Ceri Richards Biography

Ceri Richards

Welsh

1903-1971

Biography

Ceri Richards, painter, printmaker, musician, and stage designer, was born in Dunvant, Wales on June 6, 1903. Richards attended Growerton Intermediate School as a youth. His parents fostered in him a love of art and music and he participated in local art competitions regularly. Richards studied engineering draughtsmanship at Swansea College of Technology, and studied part-time at the Swansea College of Art. Eventually he enrolled full time in the College of Art but it would be another two years until he focused his attention on fine art.

In 1923 Richards spent a week under the tutelage of Hugh Blaker at the summer school situated at Gregynog Hall, the country house of art patrons Gwendoline and Margaret Davies. Their collection of Old Master prints, drawings, and sculpture permanently changed the course of Richards' life, and that year he applied for and won a scholarship to the Royal College of Art in London (1924-1927). There, he studied under Randolph Schwabe, who encouraged him to study Cubism and the works of the new and controversial Abstract artists, such as Picasso, Kandinsky, and Mondrian.

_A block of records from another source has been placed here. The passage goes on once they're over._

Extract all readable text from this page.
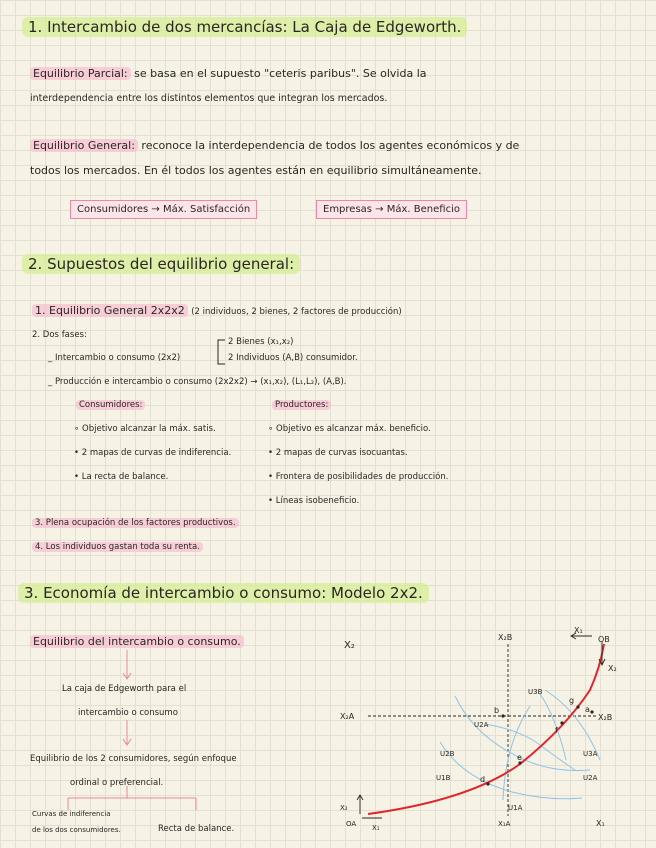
1. Intercambio de dos mercancías: La Caja de Edgeworth.
Equilibrio Parcial: se basa en el supuesto "ceteris paribus". Se olvida la
interdependencia entre los distintos elementos que integran los mercados.
Equilibrio General: reconoce la interdependencia de todos los agentes económicos y de
todos los mercados. En él todos los agentes están en equilibrio simultáneamente.
Consumidores → Máx. Satisfacción	Empresas → Máx. Beneficio
2. Supuestos del equilibrio general:
1. Equilibrio General 2x2x2 (2 individuos, 2 bienes, 2 factores de producción)
2. Dos fases:
_ Intercambio o consumo (2x2)
2 Bienes (x₁,x₂)
2 Individuos (A,B) consumidor.
_ Producción e intercambio o consumo (2x2x2) → (x₁,x₂), (L₁,L₂), (A,B).
Consumidores:
∘ Objetivo alcanzar la máx. satis.
• 2 mapas de curvas de indiferencia.
• La recta de balance.
Productores:
∘ Objetivo es alcanzar máx. beneficio.
• 2 mapas de curvas isocuantas.
• Frontera de posibilidades de producción.
• Líneas isobeneficio.
3. Plena ocupación de los factores productivos.
4. Los individuos gastan toda su renta.
3. Economía de intercambio o consumo: Modelo 2x2.
Equilibrio del intercambio o consumo.
La caja de Edgeworth para el
intercambio o consumo
Equilibrio de los 2 consumidores, según enfoque
ordinal o preferencial.
Curvas de indiferencia
de los dos consumidores.	Recta de balance.
X₂
X₂B
X₁
OB
X₂
X₂A	X₂B
OA X₁
X₂
X₁A	X₁
U3B
U2A
U2B
U1B
U1A
U3A
U2A
b
e
f
g
a
d
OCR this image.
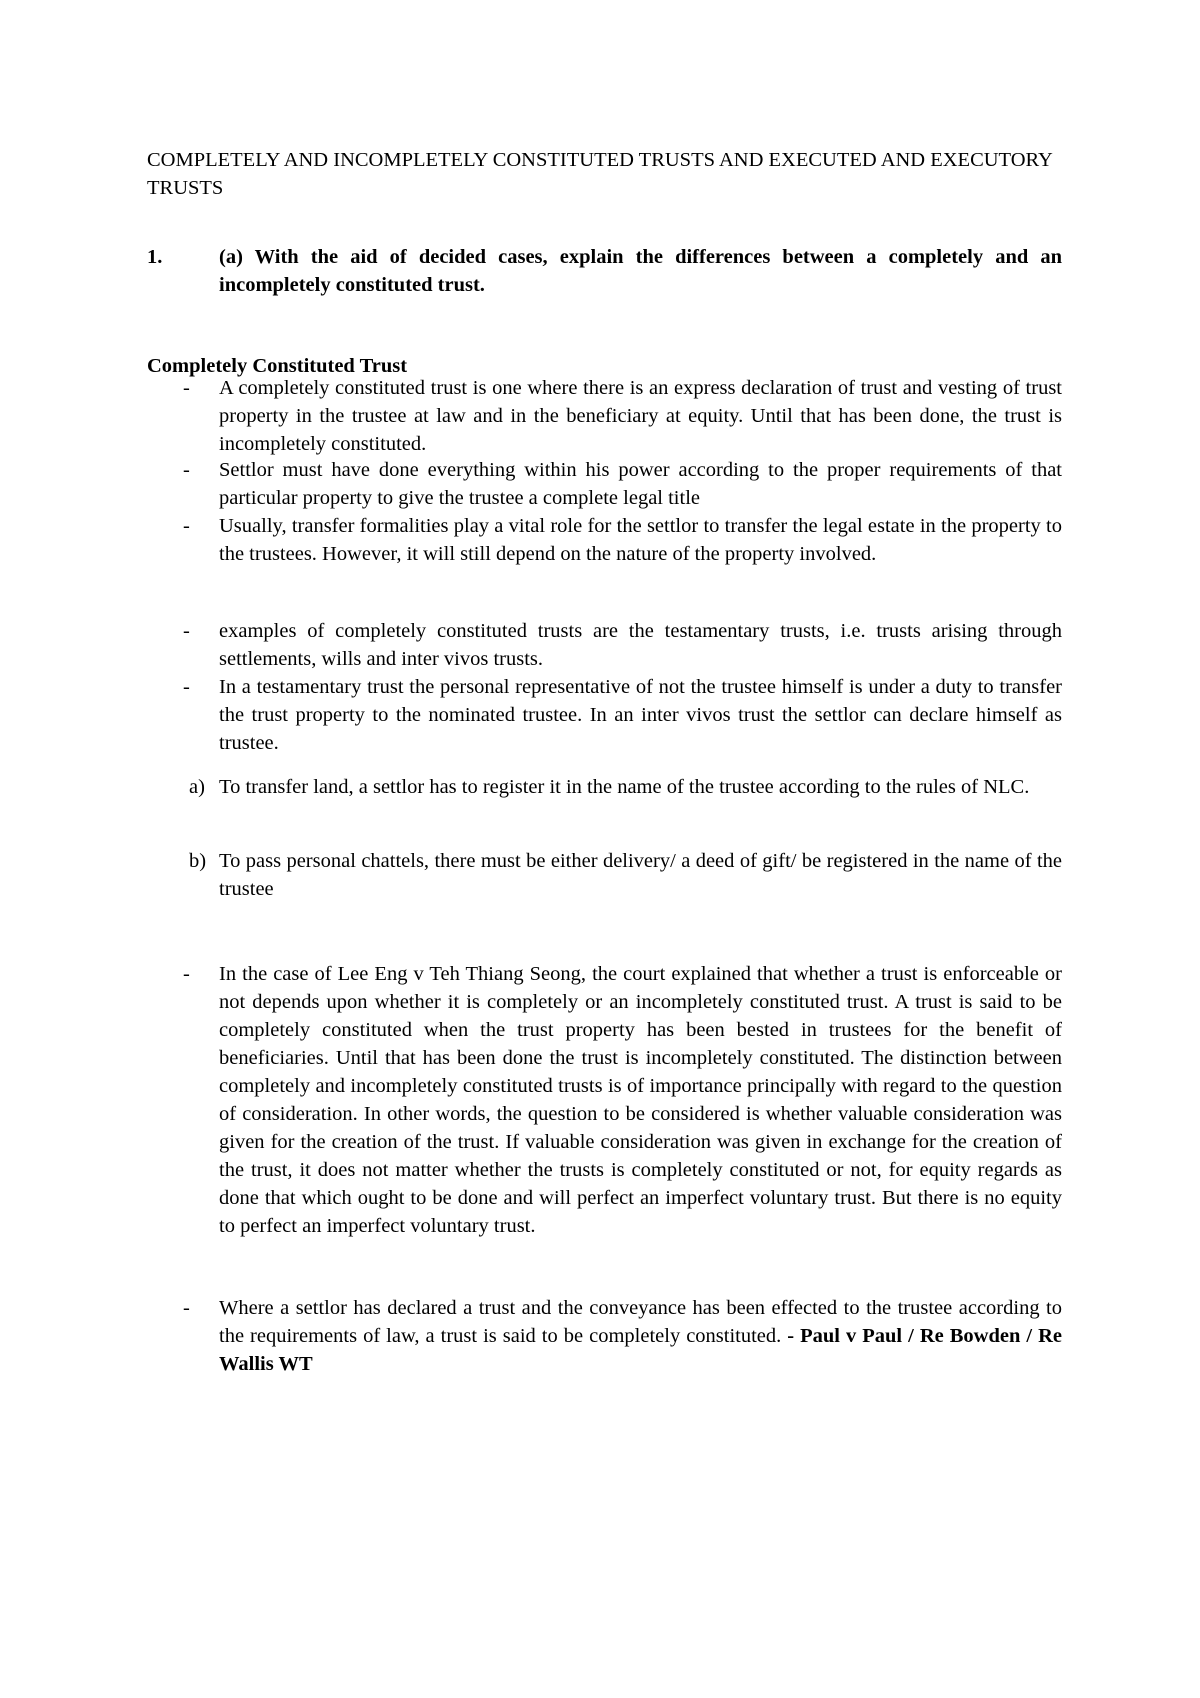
COMPLETELY AND INCOMPLETELY CONSTITUTED TRUSTS AND EXECUTED AND EXECUTORY TRUSTS
1.	(a) With the aid of decided cases, explain the differences between a completely and an incompletely constituted trust.
Completely Constituted Trust
- A completely constituted trust is one where there is an express declaration of trust and vesting of trust property in the trustee at law and in the beneficiary at equity. Until that has been done, the trust is incompletely constituted.
- Settlor must have done everything within his power according to the proper requirements of that particular property to give the trustee a complete legal title
- Usually, transfer formalities play a vital role for the settlor to transfer the legal estate in the property to the trustees. However, it will still depend on the nature of the property involved.
- examples of completely constituted trusts are the testamentary trusts, i.e. trusts arising through settlements, wills and inter vivos trusts.
- In a testamentary trust the personal representative of not the trustee himself is under a duty to transfer the trust property to the nominated trustee. In an inter vivos trust the settlor can declare himself as trustee.
a) To transfer land, a settlor has to register it in the name of the trustee according to the rules of NLC.
b) To pass personal chattels, there must be either delivery/ a deed of gift/ be registered in the name of the trustee
- In the case of Lee Eng v Teh Thiang Seong, the court explained that whether a trust is enforceable or not depends upon whether it is completely or an incompletely constituted trust. A trust is said to be completely constituted when the trust property has been bested in trustees for the benefit of beneficiaries. Until that has been done the trust is incompletely constituted. The distinction between completely and incompletely constituted trusts is of importance principally with regard to the question of consideration. In other words, the question to be considered is whether valuable consideration was given for the creation of the trust. If valuable consideration was given in exchange for the creation of the trust, it does not matter whether the trusts is completely constituted or not, for equity regards as done that which ought to be done and will perfect an imperfect voluntary trust. But there is no equity to perfect an imperfect voluntary trust.
- Where a settlor has declared a trust and the conveyance has been effected to the trustee according to the requirements of law, a trust is said to be completely constituted. - Paul v Paul / Re Bowden / Re Wallis WT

RIchards held his first solo exhibition in 1930 at the Glynn Vivian Gallery in Swansea, in 1933 he showed with the Objective Abstraction Group in London and in 1936 with the International Surrealist Exhibition in London.

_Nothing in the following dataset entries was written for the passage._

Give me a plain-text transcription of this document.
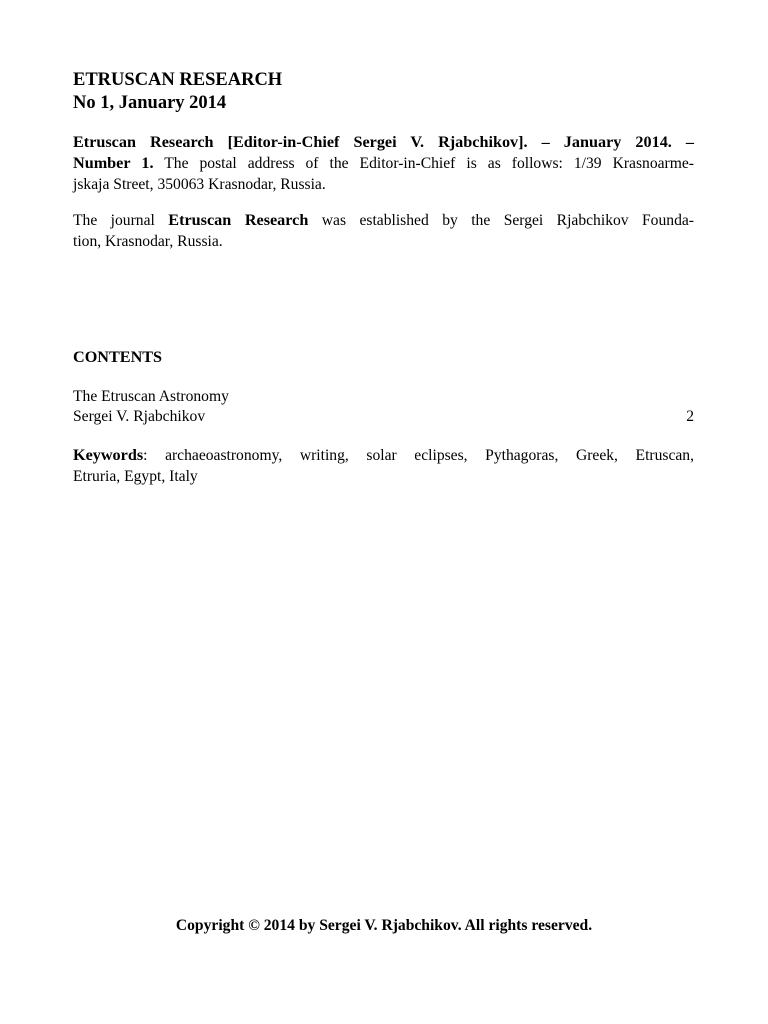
ETRUSCAN RESEARCH

No 1, January 2014

Etruscan Research [Editor-in-Chief Sergei V. Rjabchikov]. – January 2014. –

Number 1. The postal address of the Editor-in-Chief is as follows: 1/39 Krasnoarme-

jskaja Street, 350063 Krasnodar, Russia.

The journal Etruscan Research was established by the Sergei Rjabchikov Founda-

tion, Krasnodar, Russia.

CONTENTS

The Etruscan Astronomy

Sergei V. Rjabchikov	2

Keywords: archaeoastronomy, writing, solar eclipses, Pythagoras, Greek, Etruscan,

Etruria, Egypt, Italy

Copyright © 2014 by Sergei V. Rjabchikov. All rights reserved.
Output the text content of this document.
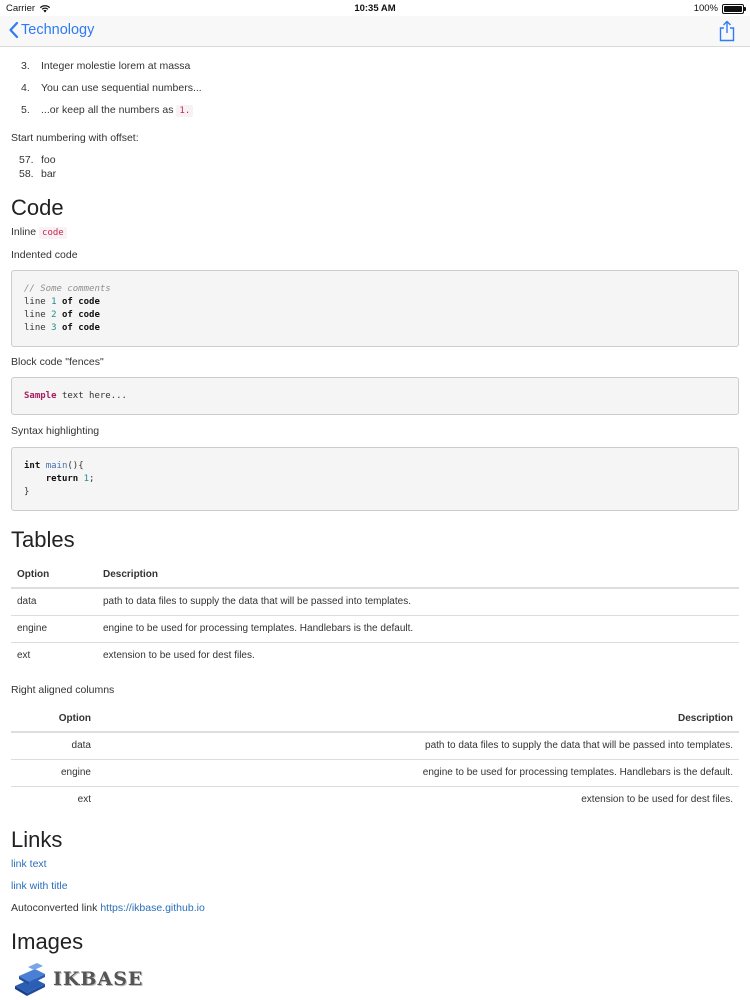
Carrier	10:35 AM	100%
Technology
3. Integer molestie lorem at massa
4. You can use sequential numbers...
5. ...or keep all the numbers as 1.

Start numbering with offset:

57. foo
58. bar
Code

Inline code

Indented code

// Some comments
line 1 of code
line 2 of code
line 3 of code

Block code "fences"

Sample text here...

Syntax highlighting

int main(){
return 1;
}
Tables
Option	Description
data	path to data files to supply the data that will be passed into templates.
engine	engine to be used for processing templates. Handlebars is the default.
ext	extension to be used for dest files.

Right aligned columns

Option	Description
data	path to data files to supply the data that will be passed into templates.
engine	engine to be used for processing templates. Handlebars is the default.
ext	extension to be used for dest files.
Links

link text

link with title

Autoconverted link https://ikbase.github.io

Images
IKBASE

An accomplished musician, the theme of music and poetry often crossed over into his visual art; among his most well known series were paintings based on Dylan Thomas's Poetry for London and another created for the work of Debussy. He was commissioned to design the stage sets for Lennox Berkeley's operas Ruth (1956) and Benjamin Britten's Noyes Fludde (1958). In 1967 he was commissioned to design the tabernacle, reredos, and two stained-glass windows for the Metropolitan Cathedral in Liverpool. He exhibited widely alongside contemporaries Henry Moore, Ben Nicholson, John Piper, and Graham Sutherland, and he often represented Britain in international touring exhibitions. Richards had a long teaching career, beginning at the Chelsea School of Art (1937-1939); Head of Painting at the Cardiff School of Art (1940-1944); Chelsea Polytechnic (1947-1955); Slade School of Art in London (1955-1958) and the Royal College of Art (1958-1960). In 1962 he was a prizewinner at the Venice Biennale.

Ceri Richards died in London, England on November 9, 1971.